Monday, September 8, 2014


He said more than once in his Mahabharata that he was born to write Vishnu Purana. He repeatedly called his composition “Vishnu Purana”. For him the story of the Kurus was worth telling because it gave him the opportunity to describe the lila of Vishnu in his avatara as Krishna. His Mahabharata incorporates episodes from Srimad Bhagavata, Harivansa and Skanda Purana. Thus in a sense composing Mahabharata was never an option for him, not something he had decided to do; doing it was his destiny! And what did he do? A number of times he said in his narrative that it was goddess Sarala who really composed and told him the couplets and he simply wrote them down. He wasn’t therefore the creator of the narrative, he was merely the scribe. Saying these, he was probably protecting himself from attacks of the Sanskrit-knowing scholars, the brahmins, who constituted the powerful educational authority of his days. A non-brahmin, he had not merely composed (or rather “dared to compose”) Mahabharata in Odia (this was the first time any classical text was composed in Odia), he had the temerity to deviate from Vyasa Mahabharata to such a significant extent.   

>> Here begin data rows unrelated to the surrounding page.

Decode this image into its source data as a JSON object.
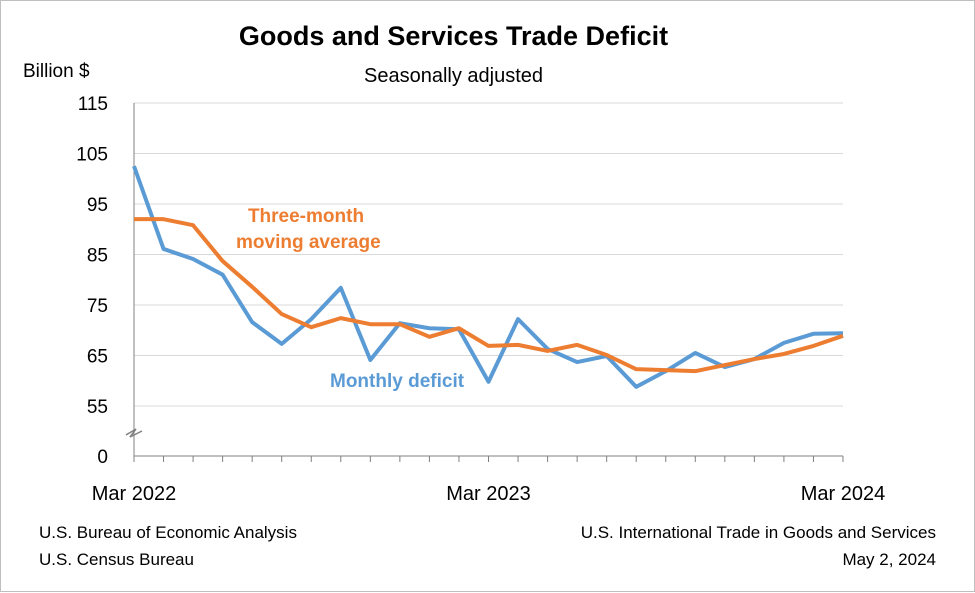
{
  "chart_data": {
    "type": "line",
    "title": "Goods and Services Trade Deficit",
    "subtitle": "Seasonally adjusted",
    "ylabel": "Billion $",
    "xlabel": "",
    "y_ticks": [
      0,
      55,
      65,
      75,
      85,
      95,
      105,
      115
    ],
    "ylim": [
      0,
      115
    ],
    "y_axis_break": [
      0,
      55
    ],
    "x_tick_labels": [
      "Mar 2022",
      "Mar 2023",
      "Mar 2024"
    ],
    "x": [
      "Mar 2022",
      "Apr 2022",
      "May 2022",
      "Jun 2022",
      "Jul 2022",
      "Aug 2022",
      "Sep 2022",
      "Oct 2022",
      "Nov 2022",
      "Dec 2022",
      "Jan 2023",
      "Feb 2023",
      "Mar 2023",
      "Apr 2023",
      "May 2023",
      "Jun 2023",
      "Jul 2023",
      "Aug 2023",
      "Sep 2023",
      "Oct 2023",
      "Nov 2023",
      "Dec 2023",
      "Jan 2024",
      "Feb 2024",
      "Mar 2024"
    ],
    "grid": "horizontal",
    "series": [
      {
        "name": "Monthly deficit",
        "color": "#5b9bd5",
        "values": [
          102.5,
          86.1,
          84.1,
          81.0,
          71.6,
          67.3,
          72.2,
          78.4,
          64.1,
          71.4,
          70.4,
          70.2,
          59.8,
          72.2,
          66.3,
          63.7,
          64.9,
          58.8,
          61.9,
          65.5,
          62.7,
          64.3,
          67.5,
          69.3,
          69.4
        ]
      },
      {
        "name": "Three-month moving average",
        "color": "#ed7d31",
        "values": [
          92.0,
          92.0,
          90.8,
          83.7,
          78.6,
          73.2,
          70.6,
          72.4,
          71.2,
          71.2,
          68.7,
          70.4,
          66.9,
          67.1,
          65.9,
          67.1,
          65.1,
          62.3,
          62.1,
          61.9,
          63.1,
          64.3,
          65.3,
          66.9,
          68.9
        ]
      }
    ]
  },
  "annotations": {
    "orange_label_line1": "Three-month",
    "orange_label_line2": "moving average",
    "blue_label": "Monthly deficit"
  },
  "footer": {
    "left_line1": "U.S. Bureau of Economic Analysis",
    "left_line2": "U.S. Census Bureau",
    "right_line1": "U.S. International Trade in Goods and Services",
    "right_line2": "May 2, 2024"
  }
}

It is said about the sixteenth century Odia poet Jagannatha Dasa that he wrote Srimad Bhagavata in Odia language so that his mother who did not know Sanskrit would understand this sacred composition and gain religious merit (punya). Nothing of this sort has been said about Sarala Dasa. Surely those who came to listen to his composition did not know Sanskrit and were excluded from the educationally privileged section of the society. They were in his mind when he retold the story; one’s audience is always in one’s mind when one narrates a story. But he made no mention of it in his narrative. May be we can conclude that Sarala’s narrative purpose was the purpose of every creative artist, namely to express himself, and as a teller of a puranic story, his purpose was the same as the composers of all puranas, namely to delight, edify and spiritually elevate his audience.   
Incidentally in Sarala Mahabharata there is no mention of sarpa jajna (snake sacrifice). There is no mention of the curse on King Parikshita, his death on account of that curse and his son, Janmejaya’s revenge. In Sarala’s retelling, the sages of Naimesharanya were not the listeners of the Mahabharata story from Suta, which he had heard at the sarpa jajna of King Janmejaya. Here sage Agastya (better known in the relevant literature as “Agasti”) was the narrator and the great king Vaibasuta Manu was his listener. After worshiping him, the King prayed to the great seer to tell him how to attain moksa and in response the sage began his narrative, which was about moksa, not jaya (victory). For Agastya, for Sarala by implication, listening with devotion to the lila of Narayana is what would bring moksa to the listener.
If Mahabharata, i.e., Vishnu Purana, is to be the narrative of moksa, could it be most appropriately contextualized in a violent situation, where a grieving and angry king was seeking revenge on the killer of his father through a terrible jajna that would destroy all snakes? Isn’t a shishya seeking the marga (path) to moksa from a guru, who was a seer, a more appropriate context for Visnu Purana?